Implementing Crank-Nicolson Method to Solve 1D Heat Diffusion

So I implemented this in PyTensor using scan like this

import os
os.environ['OMP_NUM_THREADS'] = '1'
import pymc as pm
import pytensor as at

def X_n_maker(d_factor, size):
    x_size = at.zeros(shape=(at.shape(size),at.shape(size)))
    Xn_1 = at.extra_ops.fill_diagonal_offset(x_size, d_factor, -1)
    
    Xn_2a = at.extra_ops.fill_diagonal_offset(x_size, 1-2.*d_factor, 0)
    Xn_2a1 = at.set_subtensor(Xn_2a[0,0],1-d_factor)
    Xn_2 = at.set_subtensor(Xn_2a1[-1,-1],1-d_factor)
    
    Xn_3 = at.extra_ops.fill_diagonal_offset(x_size, d_factor, 1)

    return Xn_1 + Xn_2 + Xn_3


def function_inner_loop(dt, x, ds, param):
        # Function 1
        d_factor = param[0]
        A_n = X_n_maker(-d_factor, x)
        B_n = X_n_maker(d_factor, x)

        x_1 = at.linalg.solve(A_n, at.dot(B_n, x), assume_a='sym')
        x_2 = at.set_subtensor(x_1[0], x_1[1] / (param[1]*ds + 1))
        x_3 = at.set_subtensor(x_2[-1], x_2[-2] / (param[2]*ds -1))       
        
        # Function 2
        x_next = function2(x_3, dt, params)
        
        return x_next


def function_outer_loop(dt, x, ds, param):
    
        result_inner, _ = pytensor.scan(fn=function_inner_loop,
                                                sequences=[dt],
                                                outputs_info=[x_0],
                                                non_sequences=[ds, param])    

        x_0 = x_0.dimshuffle('x',0)
        x_calc = at.concatenate([x_0, result_inner], axis=0)

        return x_calc 


### Part of main code
result, _ = pytensor.scan(fn=function_outer_loop, sequences=[samples], outputs_info=[at.zeros(shape=(at.shape(time), at.shape(x_0)], non_sequences=[ds, param])    


x_result = at.concatenate([x_0, result], axis=0)

Here, x is an array with length 200 and params are pymc random variables and sample is an array with length 4, so that I can loop over all four samples.

This implementation runs fine, but is quite slow: When I run the same code, but skip everything in # Function 1 , a chain of 100 samples takes about 1 sec., whereas, if I include Function 1, it took about 10 min. and all the CPUs are maxed out.
This reminded me of a post from @aseyboldt from a while ago.
I have therefore started using os.environ['OMP_NUM_THREADS'] = '1' as suggested here.

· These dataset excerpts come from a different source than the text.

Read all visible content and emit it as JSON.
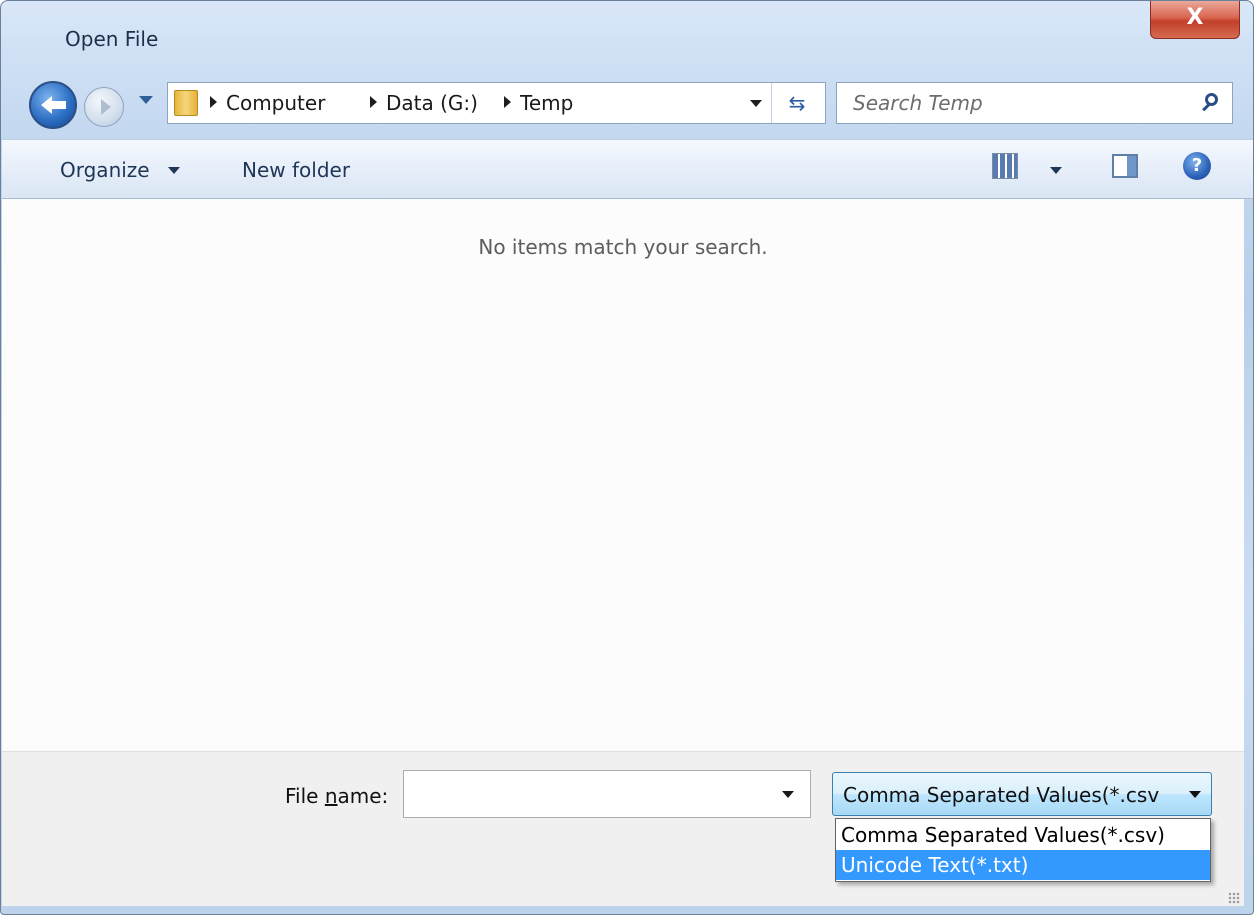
{
  "window": {
    "title": "Open File",
    "close_label": "X"
  },
  "navigation": {
    "breadcrumbs": [
      "Computer",
      "Data (G:)",
      "Temp"
    ],
    "search_placeholder": "Search Temp"
  },
  "toolbar": {
    "organize_label": "Organize",
    "new_folder_label": "New folder",
    "help_label": "?"
  },
  "content": {
    "empty_message": "No items match your search."
  },
  "bottom": {
    "file_name_label": "File name:",
    "file_name_value": "",
    "file_type_selected": "Comma Separated Values(*.csv",
    "file_type_options": [
      "Comma Separated Values(*.csv)",
      "Unicode Text(*.txt)"
    ],
    "highlighted_option": "Unicode Text(*.txt)"
  },
  "colors": {
    "highlight": "#3399ff",
    "close_button": "#c2402a",
    "frame": "#c5d9f1"
  }
}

This brings it down to 2 min. run time for 100 samples, but still the single CPU that is used is maxed out (if I used ‘5’, then all 5 are maxed out). I feel like there may be something else wrong with this code or the way that pytensor parallelizes at.linalg.solve and at.dot.

Any help is highly appreciated!